Rhythm Of Life (or Rule of Life)
A rule of life is a schedule and set of practices and relational rhythms that help us create space in our busy world for us to be with Jesus, become like Jesus, and do what he did—to live “to the full” (John 10v10) in his kingdom, and in alignment with our deepest passions and priorities.
While the word “rule” may strike you as a strict or binding constraint, the Latin word we translate “rule” was originally the word for a trellis in a vineyard. In the same way a vine needs a trellis to lift it off the ground so it can bear the maximum amount of fruit, and keep free of predators and diseases, we need a rule as a kind of support structure to organize our life around “abiding in the vine,” (John 15v1–8) as Jesus imagined.
It’s been said that we achieve inner peace when our schedule is aligned with our values. A rule of life is simply a tool to that end. Rather than a rigid, legalistic to-do list, it’s a life-giving structure for freedom, growth, and joy.
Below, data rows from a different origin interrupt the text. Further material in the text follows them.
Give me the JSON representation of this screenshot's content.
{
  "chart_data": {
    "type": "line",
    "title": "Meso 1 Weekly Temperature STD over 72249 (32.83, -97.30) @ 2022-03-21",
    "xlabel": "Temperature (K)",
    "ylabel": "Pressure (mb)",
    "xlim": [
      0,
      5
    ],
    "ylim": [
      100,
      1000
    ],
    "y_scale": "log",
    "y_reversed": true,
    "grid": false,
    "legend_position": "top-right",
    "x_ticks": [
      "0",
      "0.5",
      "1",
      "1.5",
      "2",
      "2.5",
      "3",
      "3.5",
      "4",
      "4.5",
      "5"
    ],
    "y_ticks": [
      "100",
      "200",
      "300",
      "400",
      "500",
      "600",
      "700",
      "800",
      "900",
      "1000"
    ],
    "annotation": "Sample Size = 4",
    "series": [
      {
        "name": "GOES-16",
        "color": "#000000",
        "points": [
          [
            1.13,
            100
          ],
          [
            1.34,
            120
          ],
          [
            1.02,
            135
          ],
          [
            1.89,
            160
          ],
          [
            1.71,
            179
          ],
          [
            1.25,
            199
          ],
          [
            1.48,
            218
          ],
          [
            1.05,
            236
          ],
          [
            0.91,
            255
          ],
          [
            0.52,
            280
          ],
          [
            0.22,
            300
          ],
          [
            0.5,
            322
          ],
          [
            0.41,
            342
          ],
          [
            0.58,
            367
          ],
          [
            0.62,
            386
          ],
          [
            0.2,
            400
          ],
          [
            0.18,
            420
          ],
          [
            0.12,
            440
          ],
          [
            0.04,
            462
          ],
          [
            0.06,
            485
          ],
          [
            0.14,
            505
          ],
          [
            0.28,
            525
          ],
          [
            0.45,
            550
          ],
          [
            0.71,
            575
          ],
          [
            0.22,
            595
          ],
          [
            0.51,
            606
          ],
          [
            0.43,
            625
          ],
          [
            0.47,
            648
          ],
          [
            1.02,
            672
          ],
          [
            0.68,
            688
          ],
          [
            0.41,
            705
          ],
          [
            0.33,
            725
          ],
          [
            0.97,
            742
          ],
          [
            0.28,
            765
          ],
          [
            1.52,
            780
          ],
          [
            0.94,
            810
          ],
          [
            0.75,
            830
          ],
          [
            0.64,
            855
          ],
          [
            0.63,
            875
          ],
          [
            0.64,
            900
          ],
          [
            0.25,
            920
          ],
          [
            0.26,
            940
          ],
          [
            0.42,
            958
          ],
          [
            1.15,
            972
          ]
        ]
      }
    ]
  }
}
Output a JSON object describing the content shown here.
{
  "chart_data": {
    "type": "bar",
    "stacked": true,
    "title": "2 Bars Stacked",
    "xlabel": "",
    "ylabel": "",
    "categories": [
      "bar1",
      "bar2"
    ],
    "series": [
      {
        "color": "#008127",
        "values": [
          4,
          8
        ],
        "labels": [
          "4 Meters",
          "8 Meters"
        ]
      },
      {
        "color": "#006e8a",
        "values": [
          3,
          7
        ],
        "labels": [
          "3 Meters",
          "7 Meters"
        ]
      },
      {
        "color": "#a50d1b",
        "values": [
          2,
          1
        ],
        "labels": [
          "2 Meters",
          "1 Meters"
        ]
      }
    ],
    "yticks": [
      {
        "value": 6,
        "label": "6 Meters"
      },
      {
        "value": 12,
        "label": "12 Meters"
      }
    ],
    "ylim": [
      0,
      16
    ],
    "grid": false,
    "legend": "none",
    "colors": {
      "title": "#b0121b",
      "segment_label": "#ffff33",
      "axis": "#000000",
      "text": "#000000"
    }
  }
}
How do I craft a Rhythm of life
There’s no “right” way to make a rule of life, just as there’s no official, orthodox rule of life that’s been passed down over the millennia. There are however best practices we would all be wise to incorporate at some level, no matter our personality or stage of life: morning prayer, sabbath, church on Sunday, regular rest, etc. But there’s no one-size fits all approach. So do it however you want! Make your rule simple, or complex. Make your own or do it with a few friends. Program it in a spreadsheet or draw it on a canvas. We’ve created a template to get you started, but it’s just a suggestion: lean into your creativity.
What is a Rhythm of life
What should I conside as I craft my Rhythm of life?
Here are a few recommendations:
Above all, never forget that a rule of life is a means to an end. The end is to be with Jesus, become like him, and do what he did. Or as Jesus put it, to abide in the vine and “bear much fruit.”
Start small: As with creating any new set of goals, it’s tempting to over-reach and attempt to live like a monk from day one. That is a strategy bound to fail! Start where you are, not where you feel you should be. Unrealistic goals just leave us discouraged and disillusioned. Doable, enjoyable goals move us forward in our spiritual formation. We’ve included a “baseline practice” for each of the seven categories, but you may need to work toward that as an eventual goal. If that means “daily prayer” is ten minutes to read one psalm and offer one prayer, great. Just start where you’re at and move forward at a deliberate, but relaxed pace.
Be specific: Look for practices that are practical, concrete, and embodied, not vague and ideological. I.e., “Sabbath on Sundays” not “be more relaxed.
Consider your personality: If you’re introverted, carve out plenty of time to be alone in the quiet. If you’re more extroverted, make sure you get a lot of time with friends. But also do your best to architect a balance that works for you
Consider your season of life and stage of discipleship: If you have little kids, start very small, go really easy on yourself, and remember children can be your “monastic bells” to remind you that your time is not your own, and shape you into a person of love. If you’re new to following Jesus and just beginning to learn about practices like silence and solitude or sabbath, don’t copy someone who is twenty years down the road. Just take the next step in your journey.
Keep a healthy balance of upstream and downstream practices:
By upstream, we mean practices that may feel hard for you, but really move your soul toward growth. And by downstream, we mean those practices that you find fun, living giving, easy and joyful. As a general rule, we need just a few upstream practices, and lots of downstream practices.
Keep a healthy balance of structure and spontaneity: Don’t let your rule become rigid, boring, or a legalistic, dull obligation. And never let it override the Spirit’s frequently unscheduled interruptions in our days. A good rule should feel like freedom, not slavery.
Remember that a good rule is a working document: Like us, it’s dynamic, not static. Life is a bit of a moving target, so we have to regularly review our rule and make sure it’s still bringing us life with God and others. If you are sacrificing healthy relationship (with God or others) in order to accomplish your “rule,” this version of your rule has ceased to aid you in the goal of drawing closer to God and becoming a person of love.